Afghanistan/ E' Matteo Miotto il soldato ucciso
E' Matteo Miotto il militare italiano ucciso oggi da un cecchino mentre era in servizio all'interno della base avanzata 'Snow' nella valle del Gulistan. Il Caporal Maggiore aveva 24 anni, era di Thiene e si trovava in Afghanistan da luglio. Secondo quanto riferito dal ministro della Difesa Ignazio La Russa, il militare sarebbe stato ucciso da un cecchino. E' accaduto nel Gulistan (provincia di Farah), nell'ovest del Paese, una delle zone più «calde» del settore affidato al controllo dei militari italiani, al confine con l'Helmand. Nella zona, dal primo settembre, operano gli alpini del 7/o reggimento di Belluno, che costituiscono l'ossatura della Task force south east, composta anche da militari di altri reparti. Il 4 ottobre scorso, proprio nella valle del Gulistan, si verificò l'imboscata in cui morirono altri quattro soldati italiani. L'area affidata al controllo degli alpini, denominata Box Tripoli, era un tempo sotto comando statunitense. In questi pochi mesi i militari italiani hanno portato avanti una serie di iniziative (tra cui quattro progetti di cooperazione civile-militare) con «notevole successo», come ha sottolineato solo qualche settimana fa il generale David Petraeus, comandante della missione Isaf in Afghanistan, in visita agli alpini del Gulistan. 

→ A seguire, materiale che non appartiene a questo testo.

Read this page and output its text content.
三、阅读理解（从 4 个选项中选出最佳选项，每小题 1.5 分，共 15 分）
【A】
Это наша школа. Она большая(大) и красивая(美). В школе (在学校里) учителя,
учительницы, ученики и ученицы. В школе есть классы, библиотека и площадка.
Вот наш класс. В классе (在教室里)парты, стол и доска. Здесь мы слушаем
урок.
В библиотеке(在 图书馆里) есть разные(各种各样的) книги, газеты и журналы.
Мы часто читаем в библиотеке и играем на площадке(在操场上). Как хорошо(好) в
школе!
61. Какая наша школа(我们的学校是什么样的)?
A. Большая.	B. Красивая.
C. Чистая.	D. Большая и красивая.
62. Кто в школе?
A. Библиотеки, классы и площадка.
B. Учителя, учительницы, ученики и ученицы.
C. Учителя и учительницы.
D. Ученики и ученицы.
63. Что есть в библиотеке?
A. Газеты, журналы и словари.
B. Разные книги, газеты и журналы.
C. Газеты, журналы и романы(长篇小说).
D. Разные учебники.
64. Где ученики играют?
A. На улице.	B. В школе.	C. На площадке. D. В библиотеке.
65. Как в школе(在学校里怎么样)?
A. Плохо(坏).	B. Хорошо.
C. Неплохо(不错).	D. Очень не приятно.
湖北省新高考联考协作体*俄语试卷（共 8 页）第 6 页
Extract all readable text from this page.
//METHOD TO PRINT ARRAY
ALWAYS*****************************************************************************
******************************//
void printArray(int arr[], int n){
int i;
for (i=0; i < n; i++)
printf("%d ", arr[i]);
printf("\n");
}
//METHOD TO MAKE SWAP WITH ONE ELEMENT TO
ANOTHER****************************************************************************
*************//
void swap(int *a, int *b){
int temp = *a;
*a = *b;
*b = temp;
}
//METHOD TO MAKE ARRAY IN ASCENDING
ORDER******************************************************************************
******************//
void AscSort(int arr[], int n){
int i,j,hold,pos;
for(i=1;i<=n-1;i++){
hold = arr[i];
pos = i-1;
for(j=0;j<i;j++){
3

"TROPPI LUTTI" - "Un altro lutto che arriva in un giorno che doveva essere di festa. Ci sono stati troppi lutti in Afghanistan tra i nostri soldati", ha detto ai giornalisti il ministro della difesa Ignazio La Russa, che annuncia di voler andare in Afghanistan subito dopo i funerali del giovane militare morto stamattina. La Russa ha riferito: "Oltre che una tragedia è stato un fatto di grande sfortuna. Il militare era in una torretta di guardia, protetto da tutti gli accorgimenti, ma è stato colpito da un cecchino alla spalla, nella parte laterale non protetta. Il colpo è penetrato e ha leso organi vitali. Già nei giorni scorsi vi erano stati scambi di proiettili, che però non avevano avuto conseguenze".
IL CORDOGLIO DI NAPOLITANO - Il presidente della Repubblica, Giorgio Napolitano, appresa con profonda commozione la notizia dell'attentato nel distretto di Gulistan in cui ha perso la vita un militare italiano, impegnato nella missione internazionale per la pace e la stabilità in Afghanistan, ha espresso i suoi sentimenti di solidale partecipazione al dolore dei famigliari del caduto e al cordoglio delle Forze Armate.
35 VITTIME - Sale a trentacinque il numero degli italiani morti in Afghanistan, dall’inizio della missione nel 2004. Di questi, la maggioranza è rimasta vittima di attentati e scontri a fuoco, altri invece sono morti in incidenti, alcuni anche per malore ed uno si è suicidato. Sono 13 le vittime nell'anno 2010 (erano state 9 nel 2009).
Anche il Ministro degli Esteri Frattini ha espresso il suo cordoglio per la tragedia e ha affermato che il modo migliore per onorare la memoria dei nostri caduti consiste nel continuare il nostro impegno contro l terrorismo in Afghanistan.